Denial by government of the nature, consequences or means of transmission of HIV has had a devastating impact on health providers and their patients throughout the world. In China, for example, Ma Shiwen, a leading health official in China's AIDS-stricken Henan province, was arrested in August 2003 for leaking documents to the public about a government-sponsored blood-selling program in which tens of thousands of villagers became HIV-positive through blood transfusions.
Worse yet, in Libya, doctors and nurses became scapegoats for the lack of an effective AIDS policy. In 1999 about 400 children in a Tripoli hospital tested positive for HIV. The government accused 16 health professionals, including five Bulgarian nurses and a Palestinian physician, of deliberately infecting the children. The Libyan health professionals were charged only with negligence, and all were eventually acquitted. The foreign health workers were accused of "attacking the security of the state," as well as intentionally killing the youths. The six were imprisoned, denied access to anyone from the outside world for over 10 months, tortured, forced to give false confessions and in some cases raped. They met with lawyers for the first time only after the trial began.
After five years of incarceration, the doctor and nurses working in Libya finally had a chance to defend themselves and demonstrated that the virus was transmitted by the lack of sound infection controls in the hospital. Professor Luc Montagnier, the co-discoverer of HIV, testified that infections at the hospital likely began before the defendants arrived at the hospital and also continued to spread after they were arrested. He also found practices that would increase transmission, including the re-use of unsterilized needles. Despite the expert testimony, the doctor and nurses were nevertheless convicted and sentenced to death in May 2004.

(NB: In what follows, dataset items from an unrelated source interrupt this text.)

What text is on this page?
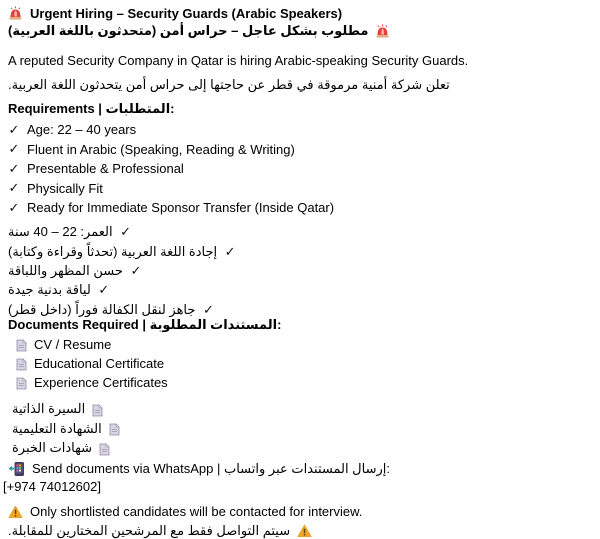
Urgent Hiring – Security Guards (Arabic Speakers)
مطلوب بشكل عاجل – حراس أمن (متحدثون باللغة العربية)
A reputed Security Company in Qatar is hiring Arabic-speaking Security Guards.
تعلن شركة أمنية مرموقة في قطر عن حاجتها إلى حراس أمن يتحدثون اللغة العربية.
Requirements | المتطلبات:
✓ Age: 22 – 40 years
✓ Fluent in Arabic (Speaking, Reading & Writing)
✓ Presentable & Professional
✓ Physically Fit
✓ Ready for Immediate Sponsor Transfer (Inside Qatar)
✓
العمر: 22 – 40 سنة
✓
إجادة اللغة العربية (تحدثاً وقراءة وكتابة)
✓
حسن المظهر واللباقة
✓
لياقة بدنية جيدة
✓
جاهز لنقل الكفالة فوراً (داخل قطر)
Documents Required | المستندات المطلوبة:
CV / Resume
Educational Certificate
Experience Certificates
السيرة الذاتية
الشهادة التعليمية
شهادات الخبرة
Send documents via WhatsApp | إرسال المستندات عبر واتساب:
[+974 74012602]
Only shortlisted candidates will be contacted for interview.
سيتم التواصل فقط مع المرشحين المختارين للمقابلة.
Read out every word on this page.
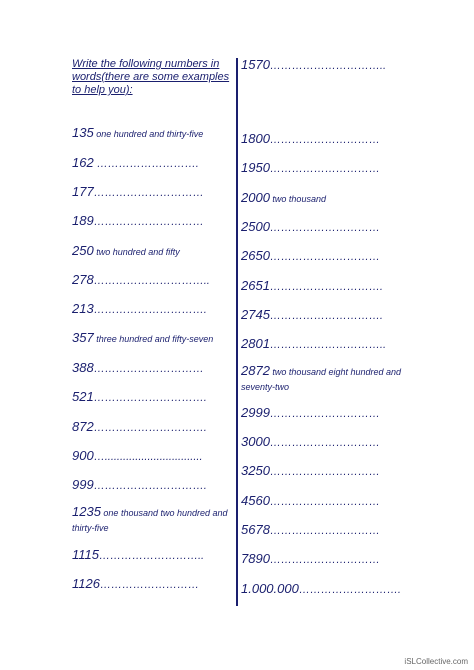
Write the following numbers in words(there are some examples to help you):
135 one hundred and thirty-five
162 ……………………….
177…………………………
189…………………………
250 two hundred and fifty
278…………………………..
213………………………….
357 three hundred and fifty-seven
388…………………………
521………………………….
872………………………….
900…................................
999………………………….
1235 one thousand two hundred and thirty-five
1115………………………..
1126………………………
1570…………………………..
1800…………………………
1950…………………………
2000 two thousand
2500…………………………
2650…………………………
2651………………………….
2745………………………….
2801…………………………..
2872 two thousand eight hundred and seventy-two
2999…………………………
3000…………………………
3250…………………………
4560…………………………
5678…………………………
7890…………………………
1.000.000……………………….
iSLCollective.com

Appeals from physicians around the world, organized by Physicians for Human Rights and others, protested the fairness of the trial, the verdict and the death sentences. In December 2004, the Libyan government announced that the six health professionals would not be executed but demanded that Bulgaria compensate the families of the victims for their losses and reimburse the hospital for the cost of treatment. Bulgaria has refused, and the six remain imprisoned.
Sorta makes you wonder if ignoring science in the service of political nonsense is a bug or a feature.
Not that it makes much of a difference if you're dead.
Way to convince humanitarians to help keep people from dying.